Hoffman often said nuclear science was in large part started by women such as Curie, mainly because “it wasn’t an established field. It had, as yet, no male hierarchy, so was easier to break into.”
She graduated in 1948 and stayed at Iowa to earn a PhD in nuclear chemistry in 1951, the year she married Marvin Hoffman, a fellow student.
The following year both began working at Los Alamos, where their children, Maureane and Daryl, were born.
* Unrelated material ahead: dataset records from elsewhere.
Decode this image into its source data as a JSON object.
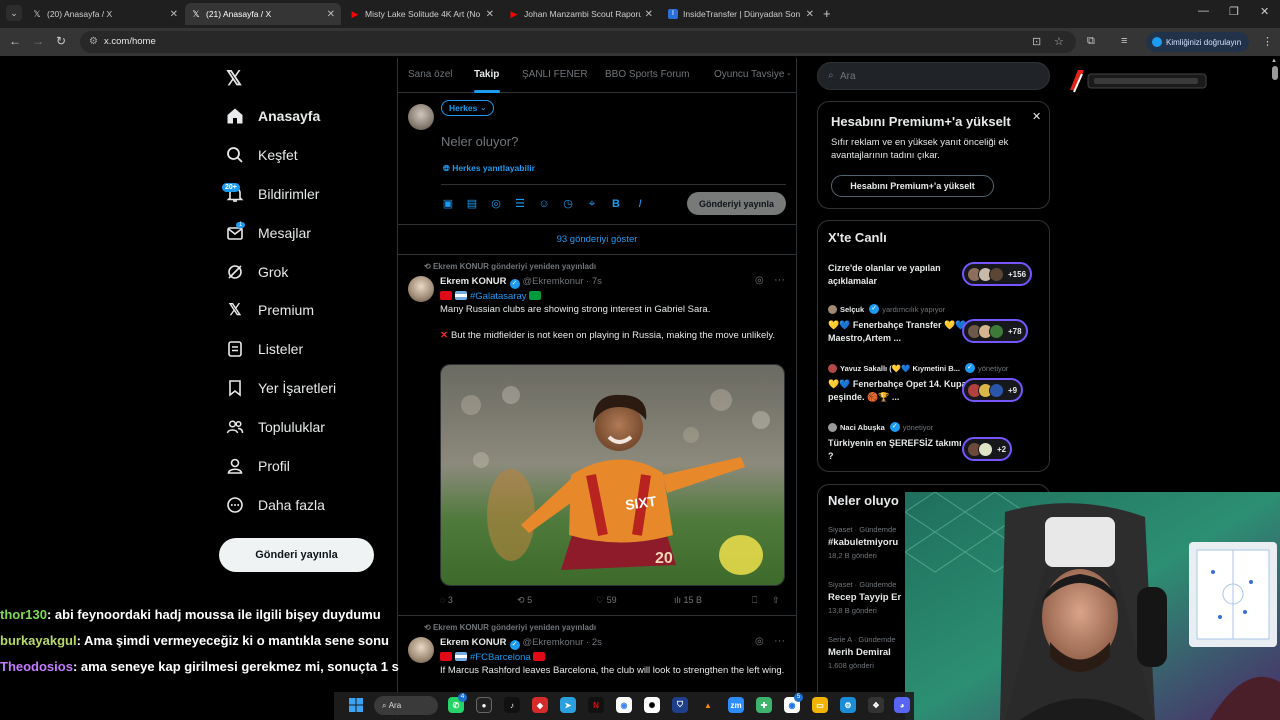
{
  "browser": {
    "tabs": [
      {
        "title": "(20) Anasayfa / X",
        "favicon": "x-icon",
        "active": false
      },
      {
        "title": "(21) Anasayfa / X",
        "favicon": "x-icon",
        "active": true
      },
      {
        "title": "Misty Lake Solitude 4K Art (No",
        "favicon": "youtube-icon",
        "active": false
      },
      {
        "title": "Johan Manzambi Scout Raporu",
        "favicon": "youtube-icon",
        "active": false
      },
      {
        "title": "InsideTransfer | Dünyadan Son",
        "favicon": "insidetransfer-icon",
        "active": false
      }
    ],
    "url": "x.com/home",
    "identity_label": "Kimliğinizi doğrulayın"
  },
  "sidebar": {
    "items": [
      {
        "label": "Anasayfa",
        "icon": "home-icon"
      },
      {
        "label": "Keşfet",
        "icon": "search-icon"
      },
      {
        "label": "Bildirimler",
        "icon": "bell-icon"
      },
      {
        "label": "Mesajlar",
        "icon": "mail-icon"
      },
      {
        "label": "Grok",
        "icon": "grok-icon"
      },
      {
        "label": "Premium",
        "icon": "x-icon"
      },
      {
        "label": "Listeler",
        "icon": "list-icon"
      },
      {
        "label": "Yer İşaretleri",
        "icon": "bookmark-icon"
      },
      {
        "label": "Topluluklar",
        "icon": "people-icon"
      },
      {
        "label": "Profil",
        "icon": "person-icon"
      },
      {
        "label": "Daha fazla",
        "icon": "more-circle-icon"
      }
    ],
    "notif_badge": "20+",
    "msg_badge": "1",
    "post_button": "Gönderi yayınla"
  },
  "chat": [
    {
      "user": "thor130",
      "text": ": abi feynoordaki hadj moussa ile ilgili bişey duydumu"
    },
    {
      "user": "burkayakgul",
      "text": ": Ama şimdi vermeyeceğiz ki o mantıkla sene sonu"
    },
    {
      "user": "Theodosios",
      "text": ": ama seneye kap girilmesi gerekmez mi, sonuçta 1 s"
    }
  ],
  "feed": {
    "tabs": [
      "Sana özel",
      "Takip",
      "ŞANLI FENER",
      "BBO Sports Forum",
      "Oyuncu Tavsiye -"
    ],
    "active_tab": "Takip",
    "compose": {
      "audience": "Herkes",
      "placeholder": "Neler oluyor?",
      "reply_setting": "Herkes yanıtlayabilir",
      "post_button": "Gönderiyi yayınla"
    },
    "show_more": "93 gönderiyi göster",
    "tweets": [
      {
        "repost_line": "Ekrem KONUR gönderiyi yeniden yayınladı",
        "name": "Ekrem KONUR",
        "handle": "@Ekremkonur",
        "time": "· 7s",
        "hashtag": "#Galatasaray",
        "text1": "Many Russian clubs are showing strong interest in Gabriel Sara.",
        "text2": "But the midfielder is not keen on playing in Russia, making the move unlikely.",
        "replies": "3",
        "reposts": "5",
        "likes": "59",
        "views": "15 B"
      },
      {
        "repost_line": "Ekrem KONUR gönderiyi yeniden yayınladı",
        "name": "Ekrem KONUR",
        "handle": "@Ekremkonur",
        "time": "· 2s",
        "hashtag": "#FCBarcelona",
        "text1": "If Marcus Rashford leaves Barcelona, the club will look to strengthen the left wing."
      }
    ]
  },
  "right": {
    "search_placeholder": "Ara",
    "premium": {
      "title": "Hesabını Premium+'a yükselt",
      "desc": "Sıfır reklam ve en yüksek yanıt önceliği ek avantajlarının tadını çıkar.",
      "button": "Hesabını Premium+'a yükselt"
    },
    "live": {
      "title": "X'te Canlı",
      "items": [
        {
          "src_name": "",
          "src_role": "",
          "topic": "Cizre'de olanlar ve yapılan açıklamalar",
          "count": "+156"
        },
        {
          "src_name": "Selçuk",
          "src_role": "yardımcılık yapıyor",
          "topic": "💛💙 Fenerbahçe Transfer 💛💙Maestro,Artem ...",
          "count": "+78"
        },
        {
          "src_name": "Yavuz Sakallı (💛💙 Kıymetini B...",
          "src_role": "yönetiyor",
          "topic": "💛💙 Fenerbahçe Opet 14. Kupa peşinde. 🏀🏆 ...",
          "count": "+9"
        },
        {
          "src_name": "Naci Abuşka",
          "src_role": "yönetiyor",
          "topic": "Türkiyenin en ŞEREFSİZ takımı ?",
          "count": "+2"
        }
      ]
    },
    "trends": {
      "title": "Neler oluyo",
      "items": [
        {
          "category": "Siyaset · Gündemde",
          "name": "#kabuletmiyoru",
          "count": "18,2 B gönderi"
        },
        {
          "category": "Siyaset · Gündemde",
          "name": "Recep Tayyip Er",
          "count": "13,8 B gönderi"
        },
        {
          "category": "Serie A · Gündemde",
          "name": "Merih Demiral",
          "count": "1.608 gönderi"
        }
      ]
    }
  },
  "taskbar": {
    "search_label": "Ara",
    "whatsapp_badge": "4",
    "chrome_badge": "5"
  },
  "colors": {
    "accent": "#1d9bf0",
    "live_border": "#7856ff",
    "background": "#000000",
    "divider": "#2f3336"
  }
}
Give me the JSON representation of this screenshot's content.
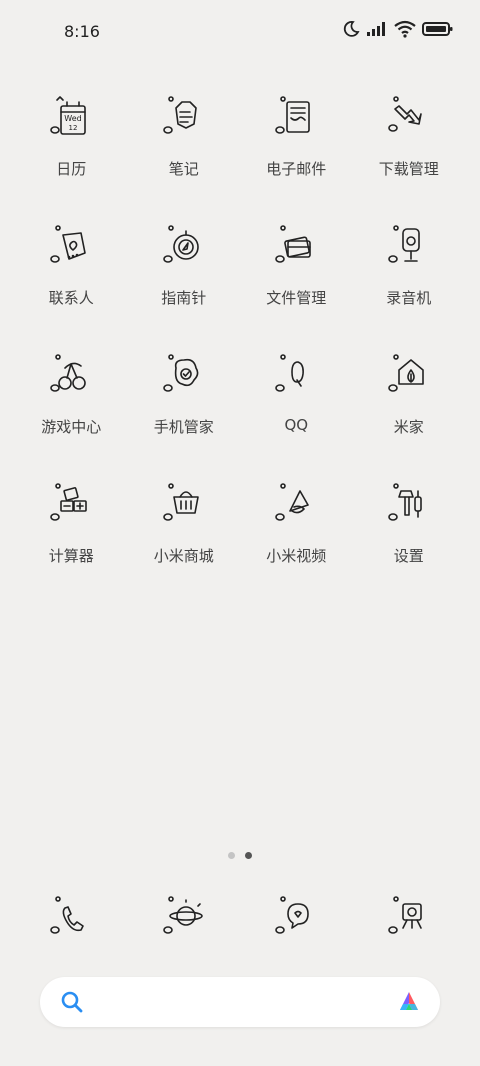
{
  "status_bar": {
    "time": "8:16"
  },
  "apps": [
    {
      "label": "日历",
      "icon": "calendar-icon",
      "day": "Wed",
      "date": "12"
    },
    {
      "label": "笔记",
      "icon": "notes-icon"
    },
    {
      "label": "电子邮件",
      "icon": "email-icon"
    },
    {
      "label": "下载管理",
      "icon": "download-icon"
    },
    {
      "label": "联系人",
      "icon": "contacts-icon"
    },
    {
      "label": "指南针",
      "icon": "compass-icon"
    },
    {
      "label": "文件管理",
      "icon": "files-icon"
    },
    {
      "label": "录音机",
      "icon": "recorder-icon"
    },
    {
      "label": "游戏中心",
      "icon": "game-center-icon"
    },
    {
      "label": "手机管家",
      "icon": "security-icon"
    },
    {
      "label": "QQ",
      "icon": "qq-icon"
    },
    {
      "label": "米家",
      "icon": "mijia-icon"
    },
    {
      "label": "计算器",
      "icon": "calculator-icon"
    },
    {
      "label": "小米商城",
      "icon": "mi-store-icon"
    },
    {
      "label": "小米视频",
      "icon": "mi-video-icon"
    },
    {
      "label": "设置",
      "icon": "settings-icon"
    }
  ],
  "page_indicator": {
    "pages": 2,
    "current": 2
  },
  "dock": [
    {
      "icon": "phone-icon"
    },
    {
      "icon": "browser-icon"
    },
    {
      "icon": "messages-icon"
    },
    {
      "icon": "camera-icon"
    }
  ],
  "search": {
    "placeholder": ""
  },
  "colors": {
    "background": "#f1f0ee",
    "search_icon": "#2a8ef2",
    "line": "#222222"
  }
}
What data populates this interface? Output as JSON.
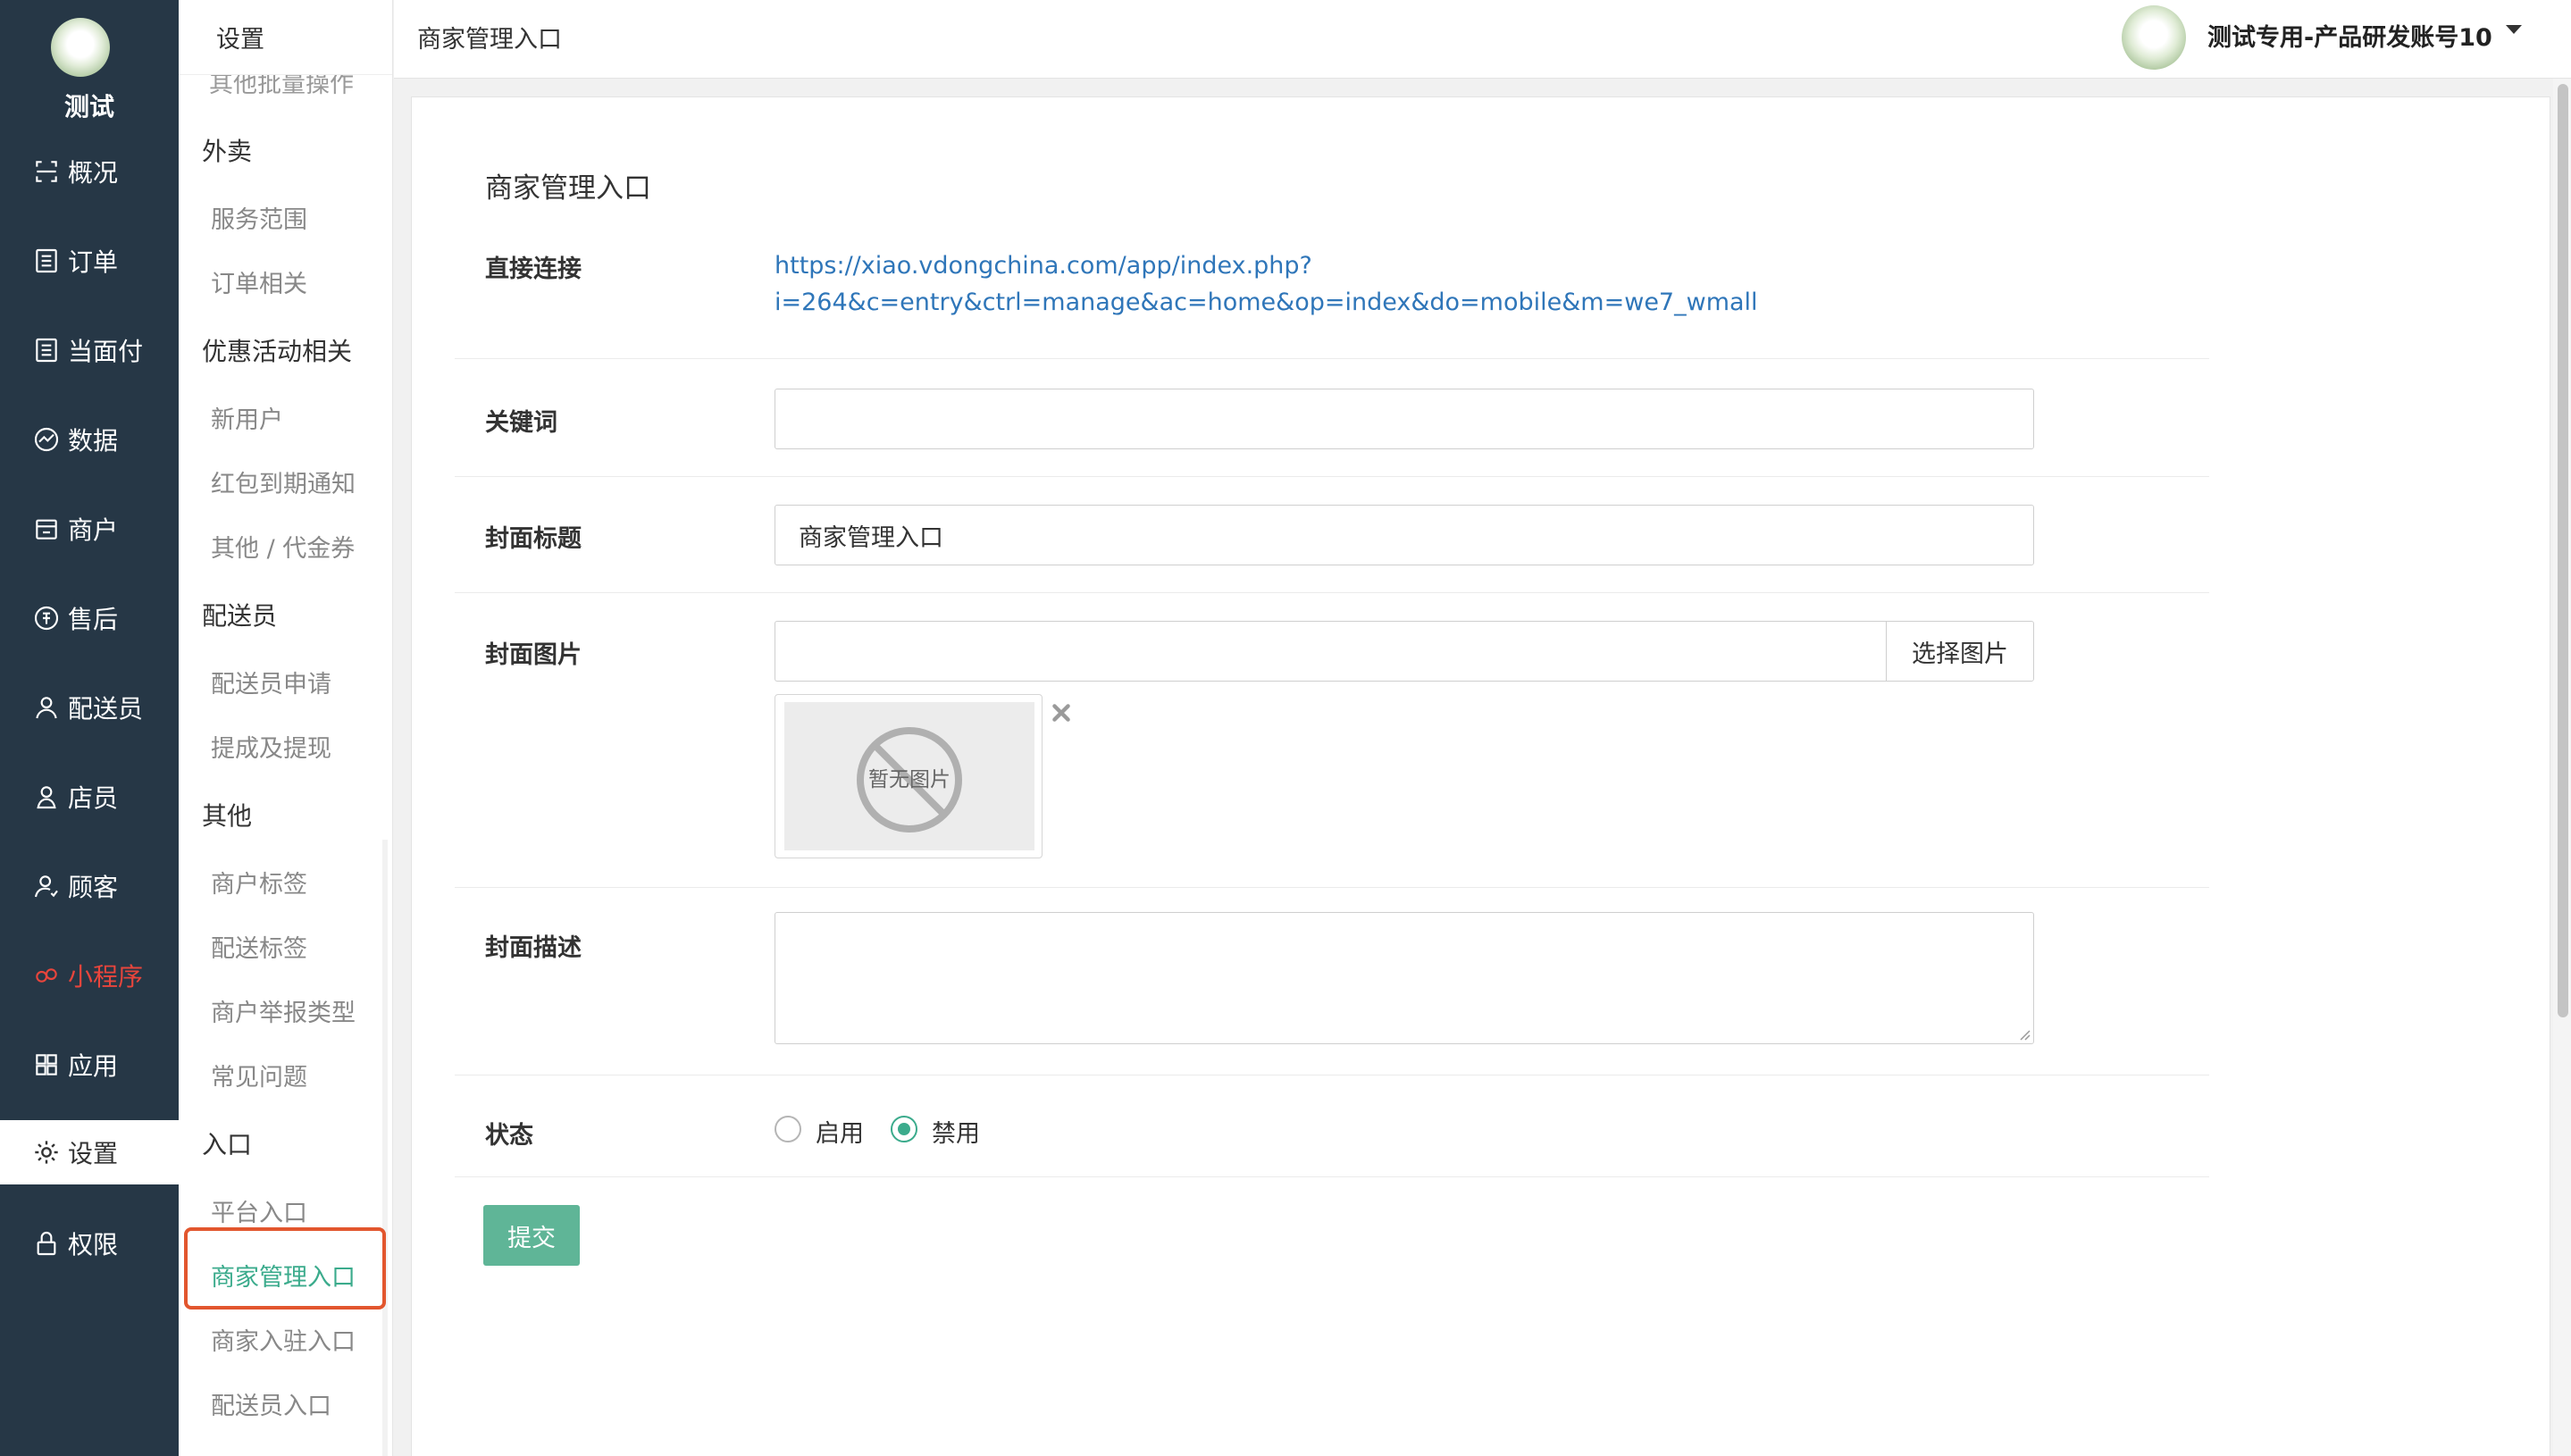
{
  "brand": {
    "name": "测试"
  },
  "main_nav": [
    {
      "label": "概况",
      "icon": "overview-icon"
    },
    {
      "label": "订单",
      "icon": "order-icon"
    },
    {
      "label": "当面付",
      "icon": "pay-icon"
    },
    {
      "label": "数据",
      "icon": "data-icon"
    },
    {
      "label": "商户",
      "icon": "store-icon"
    },
    {
      "label": "售后",
      "icon": "aftersale-icon"
    },
    {
      "label": "配送员",
      "icon": "courier-icon"
    },
    {
      "label": "店员",
      "icon": "clerk-icon"
    },
    {
      "label": "顾客",
      "icon": "customer-icon"
    },
    {
      "label": "小程序",
      "icon": "miniprogram-icon",
      "highlight": true
    },
    {
      "label": "应用",
      "icon": "apps-icon"
    },
    {
      "label": "设置",
      "icon": "settings-icon",
      "active": true
    },
    {
      "label": "权限",
      "icon": "lock-icon"
    }
  ],
  "sub_nav": {
    "title": "设置",
    "clipped_item": "其他批量操作",
    "groups": [
      {
        "title": "外卖",
        "items": [
          "服务范围",
          "订单相关"
        ]
      },
      {
        "title": "优惠活动相关",
        "items": [
          "新用户",
          "红包到期通知",
          "其他 / 代金券"
        ]
      },
      {
        "title": "配送员",
        "items": [
          "配送员申请",
          "提成及提现"
        ]
      },
      {
        "title": "其他",
        "items": [
          "商户标签",
          "配送标签",
          "商户举报类型",
          "常见问题"
        ]
      },
      {
        "title": "入口",
        "items": [
          "平台入口",
          "商家管理入口",
          "商家入驻入口",
          "配送员入口"
        ]
      }
    ],
    "active_item": "商家管理入口"
  },
  "header": {
    "breadcrumb": "商家管理入口",
    "user_name": "测试专用-产品研发账号10"
  },
  "form": {
    "title": "商家管理入口",
    "direct_link_label": "直接连接",
    "direct_link_line1": "https://xiao.vdongchina.com/app/index.php?",
    "direct_link_line2": "i=264&c=entry&ctrl=manage&ac=home&op=index&do=mobile&m=we7_wmall",
    "keyword_label": "关键词",
    "keyword_value": "",
    "cover_title_label": "封面标题",
    "cover_title_value": "商家管理入口",
    "cover_image_label": "封面图片",
    "cover_image_value": "",
    "choose_image_button": "选择图片",
    "no_image_text": "暂无图片",
    "cover_desc_label": "封面描述",
    "cover_desc_value": "",
    "status_label": "状态",
    "status_options": [
      "启用",
      "禁用"
    ],
    "status_selected": "禁用",
    "submit_button": "提交"
  },
  "colors": {
    "sidebar_bg": "#263746",
    "accent_green": "#3bab8c",
    "submit_green": "#5fb597",
    "link_blue": "#2f76b9",
    "highlight_red": "#e8453c",
    "annotation_orange": "#e2562e"
  }
}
After a brief delay, because the human resources department refused to believe a woman could be a chemist, Hoffman continued searching for new isotopes of heavy elements in samples from Nevada. The heaviest she detected was fermium-257, atomic number 100. This led to her second significant discovery.
While at home with flu, she began reviewing data her team had collected on fermium. She noticed something strange. The fermium nucleus wasn’t always splitting in a way that was consistent with the existing hypothesis. Most nuclei split, as expected, into two unequal parts, but some split into two equal-mass fragments defying conventional theory. Although her observations were initially dismissed by the American Physical Society, colleagues validated the results. It was a major breakthrough in our knowledge of nuclear fission.
Impressed with her work, in 1978, Seaborg invited her to work with him at LBNL. Although she maintained links with Los Alamos, becoming the first woman to lead a scientific department there as head of the nuclear chemistry division, when Seaborg retired he recommended Hoffman to replace him.
At LBNL she continued to discover and characterise heavy elements. She worked her way up through the atomic numbers to hassium, atomic number 108, in addition to helping to verify the existence of even heavier elements. Her team also confirmed the 1974 discovery of element 106, naming it seaborgium in honour of Seaborg, who first identified it in his laboratory (although precedence was also claimed by Soviet scientists, without evidence). Her final posting was as director of the Seaborg Institute for Transactinium Science at LBNL between 1991 and 1996.
Her research led to advances in subjects as diverse as the use of radioisotopes in medicine – allowing us to study internal structures of the human body and therapies to destroy cancerous cells – to safer nuclear-reactor designs and techniques for detecting nuclear-weapons proliferation. She formulated safety protocols for nuclear waste management and, similarly, became involved in investigations into nuclear-weapons test sites, checking for radioactive leakage. “There are many practical issues my work can address,” she said, “and many discoveries yet to be made.”
A fellow of the American Physical Society, among many awards she received the National Medal of Science from President Bill Clinton in 1997 and in 2000 was granted the Priestley medal, the American Chemical Society’s highest award.
Her husband died in 2019. Her two children and three grandchildren survive her.